Figure 3.

In vivo neural recordings with Ti₃C₂ MXene electrodes. (A) Schematic of in vivo neural recording with Ti₃C₂ electrode arrays. Ti₃C₂ micro-ECoG arrays were placed on the cortical surface after craniotomies were performed, and Ti₃C₂/Au intracortical arrays were inserted into the cortex through a burr hole. Devices were connected via a custom printed circuit board to the data-acquisition system. (B) Raw signals obtained from a Ti₃C₂ micro-ECoG device. (C) Power spectral density of micro-ECoG signals showing physiologic peaks for 1–2 Hz slow oscillations and 40–70 Hz γ oscillations. (D) The γ-triggered average showing γ oscillations coupled to the up phase of the slow oscillation. (E) Action potentials (spikes) recorded extracellularly in rat hippocampus under ketamine–dexmedetomidine anesthesia.
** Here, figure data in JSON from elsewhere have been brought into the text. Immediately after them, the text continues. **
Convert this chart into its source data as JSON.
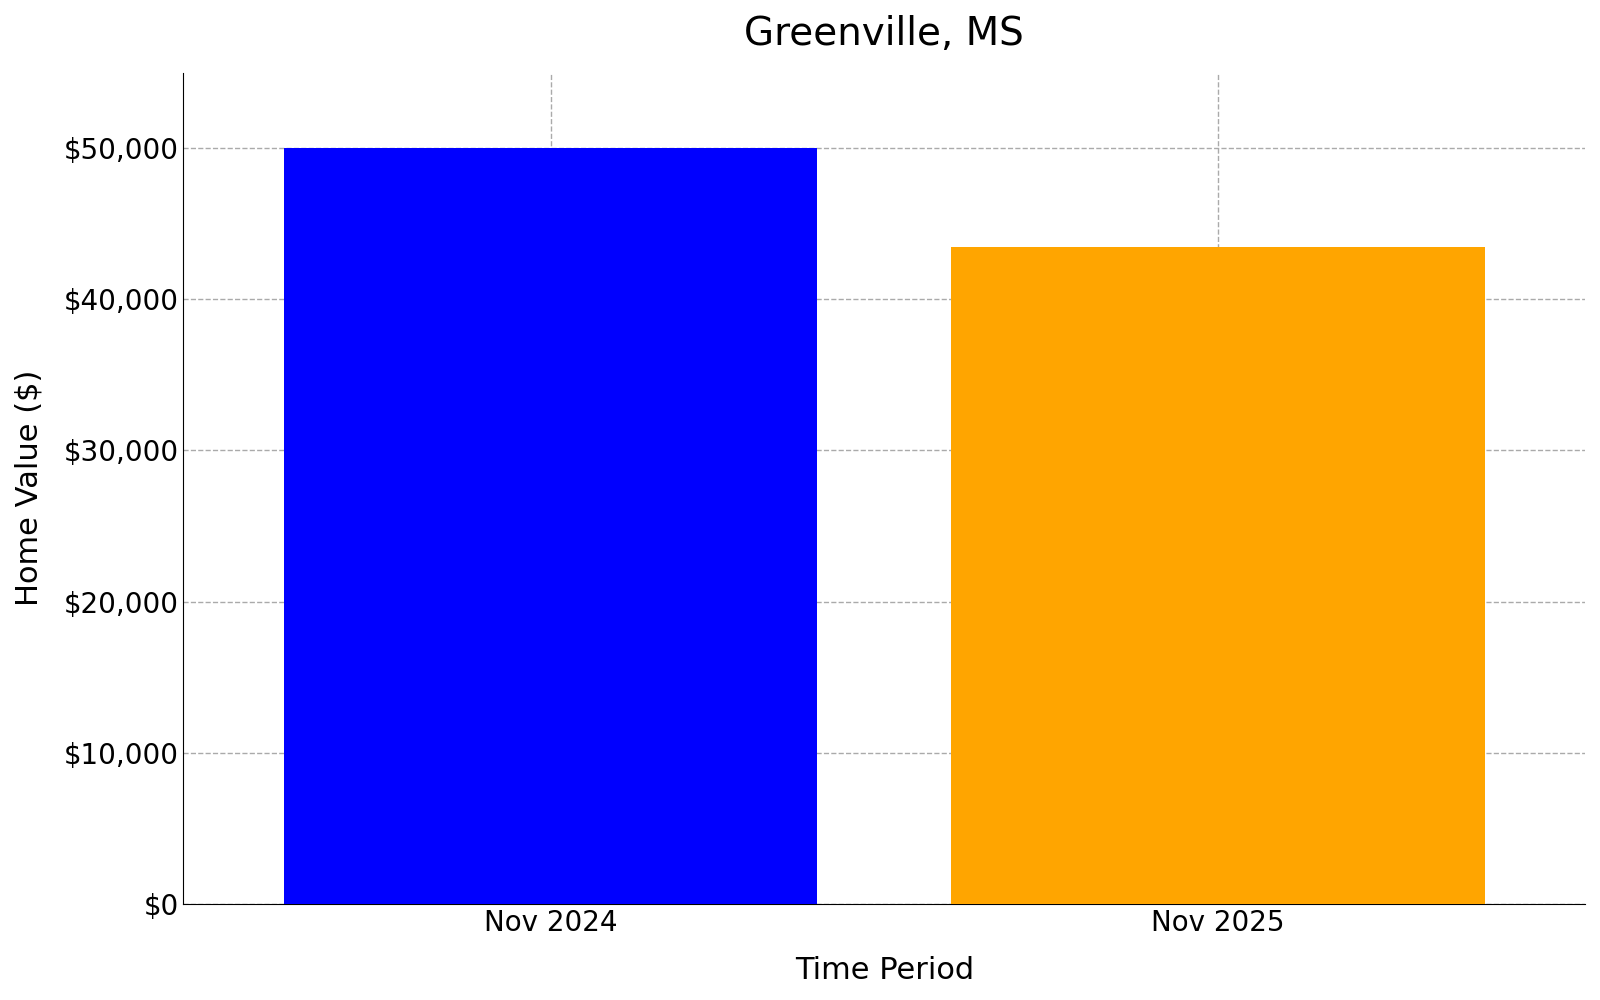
{
  "title": "Greenville, MS",
  "categories": [
    "Nov 2024",
    "Nov 2025"
  ],
  "values": [
    50000,
    43500
  ],
  "bar_colors": [
    "#0000FF",
    "#FFA500"
  ],
  "xlabel": "Time Period",
  "ylabel": "Home Value ($)",
  "ylim": [
    0,
    55000
  ],
  "yticks": [
    0,
    10000,
    20000,
    30000,
    40000,
    50000
  ],
  "title_fontsize": 28,
  "axis_label_fontsize": 22,
  "tick_fontsize": 20,
  "background_color": "#ffffff",
  "grid_color": "#aaaaaa",
  "bar_width": 0.8,
  "figsize": [
    16,
    10
  ],
  "xlim": [
    -0.55,
    1.55
  ]
}
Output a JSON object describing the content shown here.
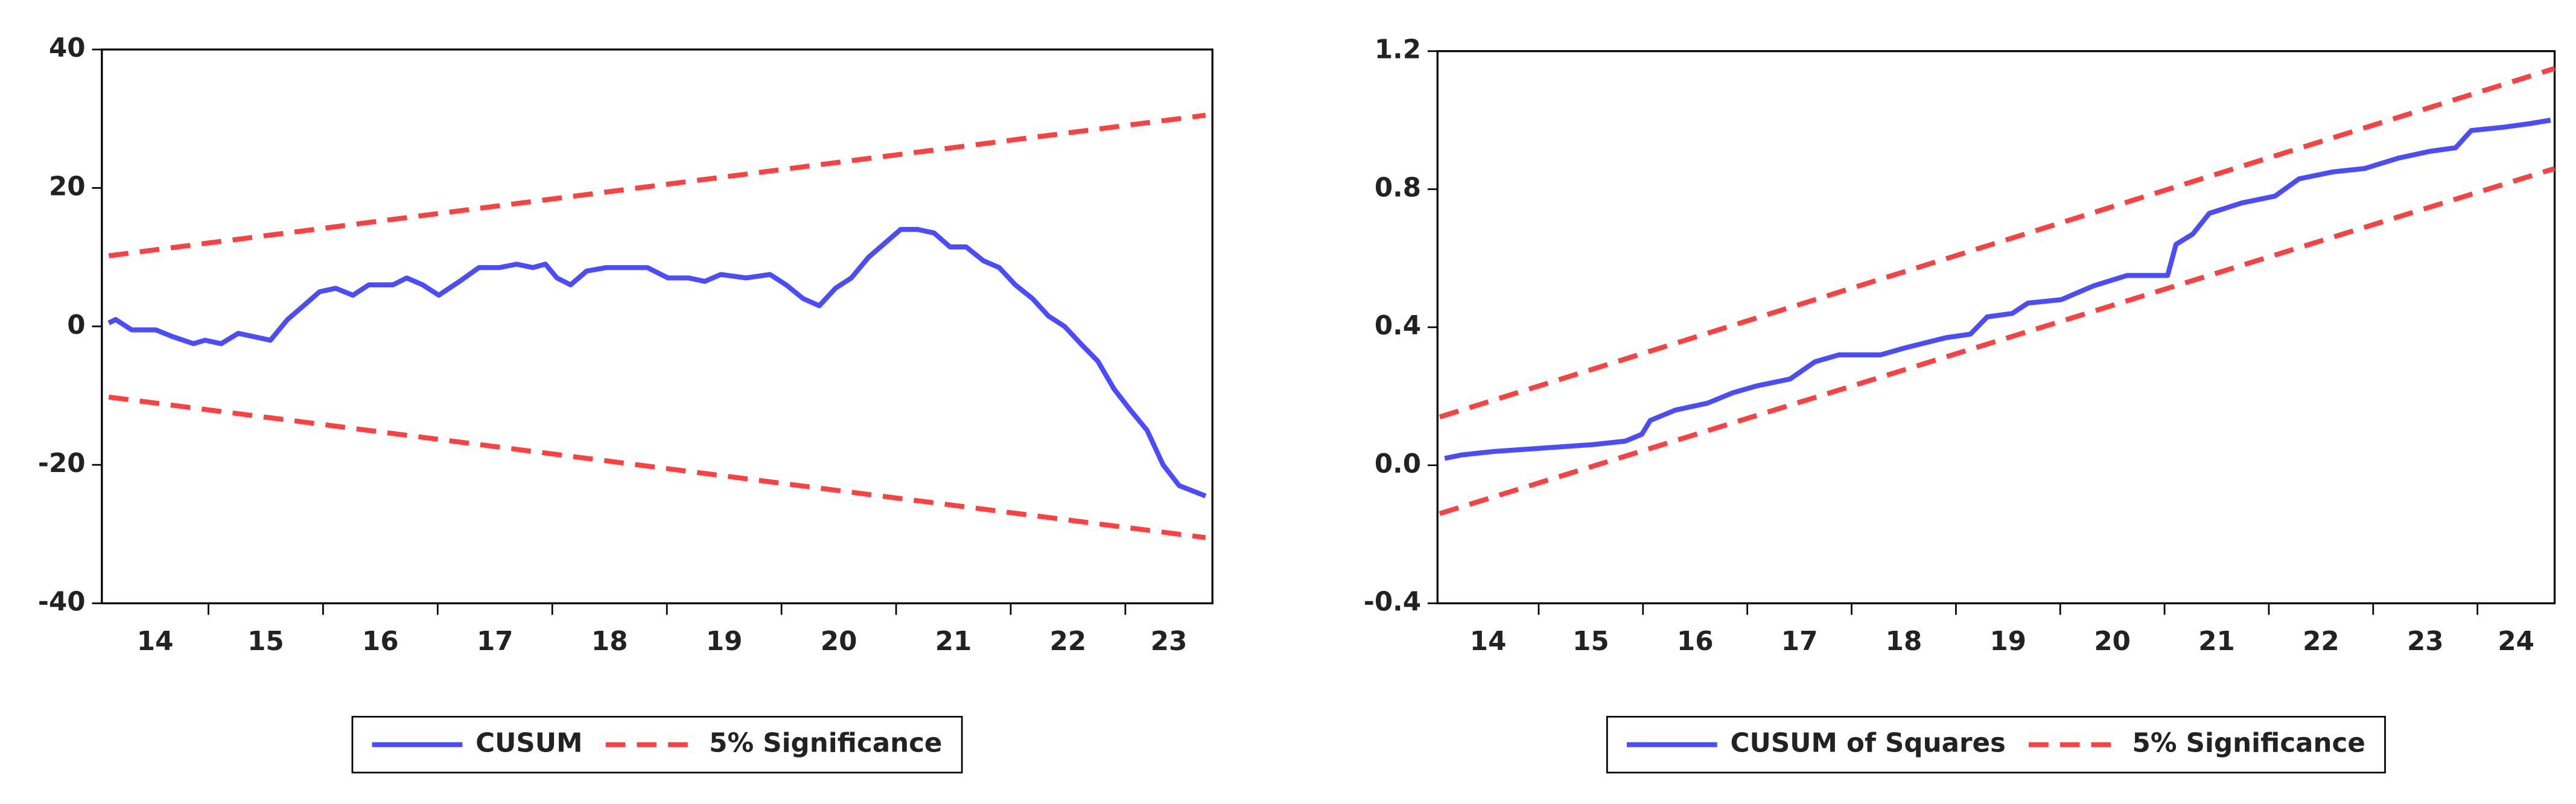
{
  "chart_data": [
    {
      "type": "line",
      "xlim": [
        14.07,
        23.76
      ],
      "xticks": [
        14,
        15,
        16,
        17,
        18,
        19,
        20,
        21,
        22,
        23
      ],
      "ylim": [
        -40,
        40
      ],
      "yticks": [
        -40,
        -20,
        0,
        20,
        40
      ],
      "legend": "bottom",
      "series": [
        {
          "name": "CUSUM",
          "color": "#4b4bff",
          "dash": false,
          "x": [
            14.13,
            14.19,
            14.33,
            14.54,
            14.69,
            14.87,
            14.97,
            15.11,
            15.26,
            15.4,
            15.54,
            15.69,
            15.83,
            15.97,
            16.11,
            16.26,
            16.4,
            16.61,
            16.73,
            16.87,
            17.01,
            17.19,
            17.36,
            17.54,
            17.69,
            17.83,
            17.94,
            18.04,
            18.16,
            18.3,
            18.47,
            18.61,
            18.83,
            19.01,
            19.19,
            19.33,
            19.47,
            19.69,
            19.9,
            20.04,
            20.19,
            20.33,
            20.47,
            20.61,
            20.76,
            20.9,
            21.04,
            21.19,
            21.33,
            21.47,
            21.61,
            21.76,
            21.9,
            22.04,
            22.19,
            22.33,
            22.47,
            22.61,
            22.76,
            22.9,
            23.04,
            23.19,
            23.33,
            23.47,
            23.7
          ],
          "values": [
            0.5,
            1,
            -0.5,
            -0.5,
            -1.5,
            -2.5,
            -2,
            -2.5,
            -1,
            -1.5,
            -2,
            1,
            3,
            5,
            5.5,
            4.5,
            6,
            6,
            7,
            6,
            4.5,
            6.5,
            8.5,
            8.5,
            9,
            8.5,
            9,
            7,
            6,
            8,
            8.5,
            8.5,
            8.5,
            7,
            7,
            6.5,
            7.5,
            7,
            7.5,
            6,
            4,
            3,
            5.5,
            7,
            10,
            12,
            14,
            14,
            13.5,
            11.5,
            11.5,
            9.5,
            8.5,
            6,
            4,
            1.5,
            0,
            -2.5,
            -5,
            -9,
            -12,
            -15,
            -20,
            -23,
            -24.5
          ]
        },
        {
          "name": "5% Significance",
          "color": "#ff4040",
          "dash": true,
          "x": [
            14.13,
            23.7
          ],
          "values": [
            10.2,
            30.5
          ]
        },
        {
          "name": null,
          "color": "#ff4040",
          "dash": true,
          "x": [
            14.13,
            23.7
          ],
          "values": [
            -10.2,
            -30.5
          ]
        }
      ]
    },
    {
      "type": "line",
      "xlim": [
        14.03,
        24.74
      ],
      "xticks": [
        14,
        15,
        16,
        17,
        18,
        19,
        20,
        21,
        22,
        23,
        24
      ],
      "ylim": [
        -0.4,
        1.2
      ],
      "yticks": [
        {
          "value": -0.4,
          "label": "-0.4"
        },
        {
          "value": 0,
          "label": "0.0"
        },
        {
          "value": 0.4,
          "label": "0.4"
        },
        {
          "value": 0.8,
          "label": "0.8"
        },
        {
          "value": 1.2,
          "label": "1.2"
        }
      ],
      "legend": "bottom",
      "series": [
        {
          "name": "CUSUM of Squares",
          "color": "#4b4bff",
          "dash": false,
          "x": [
            14.1,
            14.26,
            14.57,
            15.05,
            15.52,
            15.83,
            15.99,
            16.07,
            16.31,
            16.62,
            16.86,
            17.09,
            17.41,
            17.65,
            17.88,
            18.28,
            18.51,
            18.91,
            19.14,
            19.3,
            19.54,
            19.69,
            20.01,
            20.32,
            20.64,
            21.03,
            21.11,
            21.27,
            21.43,
            21.74,
            22.06,
            22.29,
            22.61,
            22.92,
            23.24,
            23.55,
            23.79,
            23.94,
            24.26,
            24.5,
            24.7
          ],
          "values": [
            0.02,
            0.03,
            0.04,
            0.05,
            0.06,
            0.07,
            0.09,
            0.13,
            0.16,
            0.18,
            0.21,
            0.23,
            0.25,
            0.3,
            0.32,
            0.32,
            0.34,
            0.37,
            0.38,
            0.43,
            0.44,
            0.47,
            0.48,
            0.52,
            0.55,
            0.55,
            0.64,
            0.67,
            0.73,
            0.76,
            0.78,
            0.83,
            0.85,
            0.86,
            0.89,
            0.91,
            0.92,
            0.97,
            0.98,
            0.99,
            1.0
          ]
        },
        {
          "name": "5% Significance",
          "color": "#ff4040",
          "dash": true,
          "x": [
            14.05,
            24.74
          ],
          "values": [
            0.14,
            1.15
          ]
        },
        {
          "name": null,
          "color": "#ff4040",
          "dash": true,
          "x": [
            14.05,
            24.74
          ],
          "values": [
            -0.14,
            0.86
          ]
        }
      ]
    }
  ]
}
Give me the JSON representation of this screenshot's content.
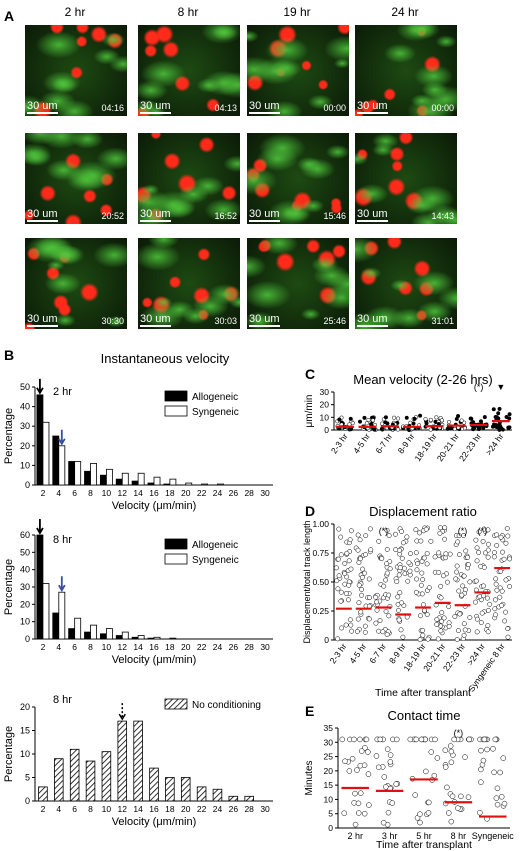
{
  "panelA": {
    "letter": "A",
    "columns": [
      "2 hr",
      "8 hr",
      "19 hr",
      "24 hr"
    ],
    "scale_label": "30 um",
    "timestamps": [
      [
        "04:16",
        "04:13",
        "00:00",
        "00:00"
      ],
      [
        "20:52",
        "16:52",
        "15:46",
        "14:43"
      ],
      [
        "30:30",
        "30:03",
        "25:46",
        "31:01"
      ]
    ]
  },
  "panelB": {
    "letter": "B",
    "title": "Instantaneous velocity",
    "ylabel": "Percentage",
    "xlabel": "Velocity (μm/min)",
    "charts": [
      {
        "type": "bar",
        "label": "2 hr",
        "categories": [
          "2",
          "4",
          "6",
          "8",
          "10",
          "12",
          "14",
          "16",
          "18",
          "20",
          "22",
          "24",
          "26",
          "28",
          "30"
        ],
        "ylim": [
          0,
          50
        ],
        "yticks": [
          "0",
          "10",
          "20",
          "30",
          "40",
          "50"
        ],
        "series": [
          {
            "name": "Allogeneic",
            "values": [
              46,
              25,
              12,
              7,
              5,
              3,
              2,
              1,
              0.5,
              0,
              0,
              0,
              0,
              0,
              0
            ]
          },
          {
            "name": "Syngeneic",
            "values": [
              32,
              20,
              12,
              11,
              8,
              6,
              6,
              4,
              3,
              1,
              0.5,
              0.5,
              0,
              0,
              0
            ]
          }
        ]
      },
      {
        "type": "bar",
        "label": "8 hr",
        "categories": [
          "2",
          "4",
          "6",
          "8",
          "10",
          "12",
          "14",
          "16",
          "18",
          "20",
          "22",
          "24",
          "26",
          "28",
          "30"
        ],
        "ylim": [
          0,
          60
        ],
        "yticks": [
          "0",
          "10",
          "20",
          "30",
          "40",
          "50",
          "60"
        ],
        "series": [
          {
            "name": "Allogeneic",
            "values": [
              60,
              15,
              6,
              4,
              3,
              2,
              1,
              0.5,
              0,
              0,
              0,
              0,
              0,
              0,
              0
            ]
          },
          {
            "name": "Syngeneic",
            "values": [
              32,
              27,
              12,
              8,
              6,
              4,
              2,
              1,
              0.5,
              0,
              0,
              0,
              0,
              0,
              0
            ]
          }
        ]
      },
      {
        "type": "bar",
        "label": "8 hr",
        "categories": [
          "2",
          "4",
          "6",
          "8",
          "10",
          "12",
          "14",
          "16",
          "18",
          "20",
          "22",
          "24",
          "26",
          "28",
          "30"
        ],
        "ylim": [
          0,
          20
        ],
        "yticks": [
          "0",
          "5",
          "10",
          "15",
          "20"
        ],
        "series": [
          {
            "name": "No conditioning",
            "values": [
              3,
              9,
              11,
              8.5,
              10.5,
              17,
              17,
              7,
              5,
              5,
              3,
              2.5,
              1,
              1,
              0
            ]
          }
        ]
      }
    ]
  },
  "panelC": {
    "letter": "C",
    "title": "Mean velocity (2-26 hrs)",
    "ylabel": "μm/min",
    "categories": [
      "2-3 hr",
      "4-5 hr",
      "6-7 hr",
      "8-9 hr",
      "18-19 hr",
      "20-21 hr",
      "22-23 hr",
      ">24 hr"
    ],
    "ylim": [
      0,
      30
    ],
    "yticks": [
      "0",
      "10",
      "20",
      "30"
    ],
    "medians": [
      2.5,
      2.5,
      3,
      2.5,
      3,
      3.5,
      4,
      7
    ],
    "annotations": [
      "(*)",
      "▼"
    ]
  },
  "panelD": {
    "letter": "D",
    "title": "Displacement ratio",
    "ylabel": "Displacement/total track length",
    "xlabel": "Time after transplant",
    "categories": [
      "2-3 hr",
      "4-5 hr",
      "6-7 hr",
      "8-9 hr",
      "18-19 hr",
      "20-21 hr",
      "22-23 hr",
      ">24 hr",
      "Syngeneic 8 hr"
    ],
    "ylim": [
      0,
      1
    ],
    "yticks": [
      "0",
      "0.25",
      "0.50",
      "0.75",
      "1.00"
    ],
    "medians": [
      0.27,
      0.27,
      0.28,
      0.22,
      0.28,
      0.32,
      0.3,
      0.41,
      0.62
    ],
    "annotations": [
      "(*)",
      "(*)",
      "(*)"
    ]
  },
  "panelE": {
    "letter": "E",
    "title": "Contact time",
    "ylabel": "Minutes",
    "xlabel": "Time after transplant",
    "categories": [
      "2 hr",
      "3 hr",
      "5 hr",
      "8 hr",
      "Syngeneic"
    ],
    "ylim": [
      0,
      35
    ],
    "yticks": [
      "0",
      "5",
      "10",
      "15",
      "20",
      "25",
      "30",
      "35"
    ],
    "medians": [
      14,
      13,
      17,
      9,
      4
    ],
    "annotations": [
      "(*)"
    ]
  }
}
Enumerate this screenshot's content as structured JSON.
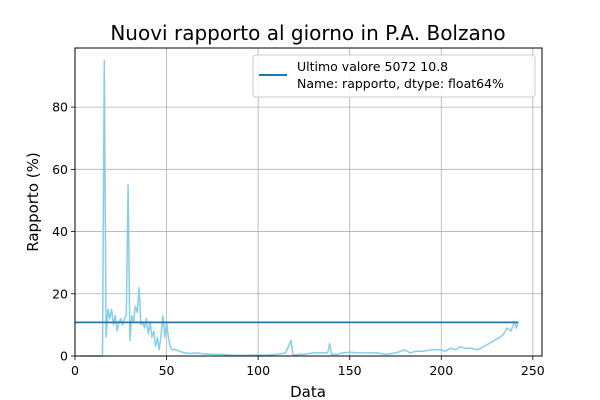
{
  "chart_data": {
    "type": "line",
    "title": "Nuovi rapporto al giorno in P.A. Bolzano",
    "xlabel": "Data",
    "ylabel": "Rapporto (%)",
    "xlim": [
      0,
      255
    ],
    "ylim": [
      0,
      99
    ],
    "xticks": [
      0,
      50,
      100,
      150,
      200,
      250
    ],
    "yticks": [
      0,
      20,
      40,
      60,
      80
    ],
    "grid": true,
    "legend_position": "top-right",
    "legend": {
      "line1": "Ultimo valore 5072    10.8",
      "line2": "Name: rapporto, dtype: float64%"
    },
    "colors": {
      "series": "#87ceeb",
      "reference": "#1f77b4"
    },
    "series": [
      {
        "x": [
          3,
          5,
          15,
          16,
          17,
          18,
          19,
          20,
          21,
          22,
          23,
          24,
          25,
          26,
          27,
          28,
          29,
          30,
          31,
          32,
          33,
          34,
          35,
          36,
          37,
          38,
          39,
          40,
          41,
          42,
          43,
          44,
          45,
          46,
          47,
          48,
          49,
          50,
          51,
          52,
          53,
          55,
          57,
          60,
          63,
          66,
          70,
          75,
          80,
          85,
          90,
          95,
          100,
          105,
          110,
          115,
          118,
          119,
          120,
          122,
          125,
          130,
          135,
          138,
          139,
          140,
          143,
          146,
          150,
          155,
          160,
          165,
          170,
          175,
          178,
          180,
          183,
          186,
          190,
          195,
          200,
          202,
          205,
          208,
          210,
          213,
          216,
          220,
          223,
          226,
          229,
          232,
          234,
          236,
          238,
          240,
          241,
          242
        ],
        "values": [
          0,
          0,
          0,
          95,
          6,
          15,
          12,
          15,
          10,
          13,
          8,
          11,
          12,
          10,
          12,
          13,
          55,
          5,
          13,
          11,
          16,
          14,
          22,
          10,
          11,
          9,
          12,
          7,
          11,
          6,
          8,
          3,
          6,
          2,
          7,
          13,
          6,
          11,
          6,
          3,
          2,
          2,
          1.5,
          1,
          0.8,
          1,
          0.7,
          0.5,
          0.5,
          0.3,
          0.2,
          0.3,
          0.3,
          0.3,
          0.5,
          1,
          5,
          0.5,
          0.3,
          0.5,
          0.5,
          1,
          1,
          1,
          4,
          0.5,
          0.5,
          1,
          1.2,
          1,
          1,
          1,
          0.5,
          1,
          1.5,
          2,
          1,
          1.5,
          1.5,
          2,
          2,
          1.5,
          2.5,
          2,
          3,
          2.5,
          2.5,
          2,
          3,
          4,
          5,
          6,
          7,
          9,
          8,
          11,
          9,
          11
        ]
      }
    ],
    "reference_line": {
      "y": 10.8,
      "x_range": [
        0,
        242
      ]
    }
  }
}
Noise in the spike frequency band (500–5000 Hz) was 4.67 μVrms. (F) Overlaid spike waveforms (N = 580) from a 200 s recording. (G) Interspike intervals had a bimodal distribution. The neuron tended to fire rhythmically at 1 to 2 Hz with bursts of 2 spikes separated by about 10 ms. (H) The full bandwidth (0.5–5000 Hz) recording revealed that the rhythmic spiking was related to a slow oscillation in the field potential. Red lines indicate spike times corresponding to E. (I) Spike-triggered average showing that the spikes were locked to the rising phase of the slow oscillation. (J) Power spectrum of the full bandwidth recording with a physiological peak at 1.5 Hz.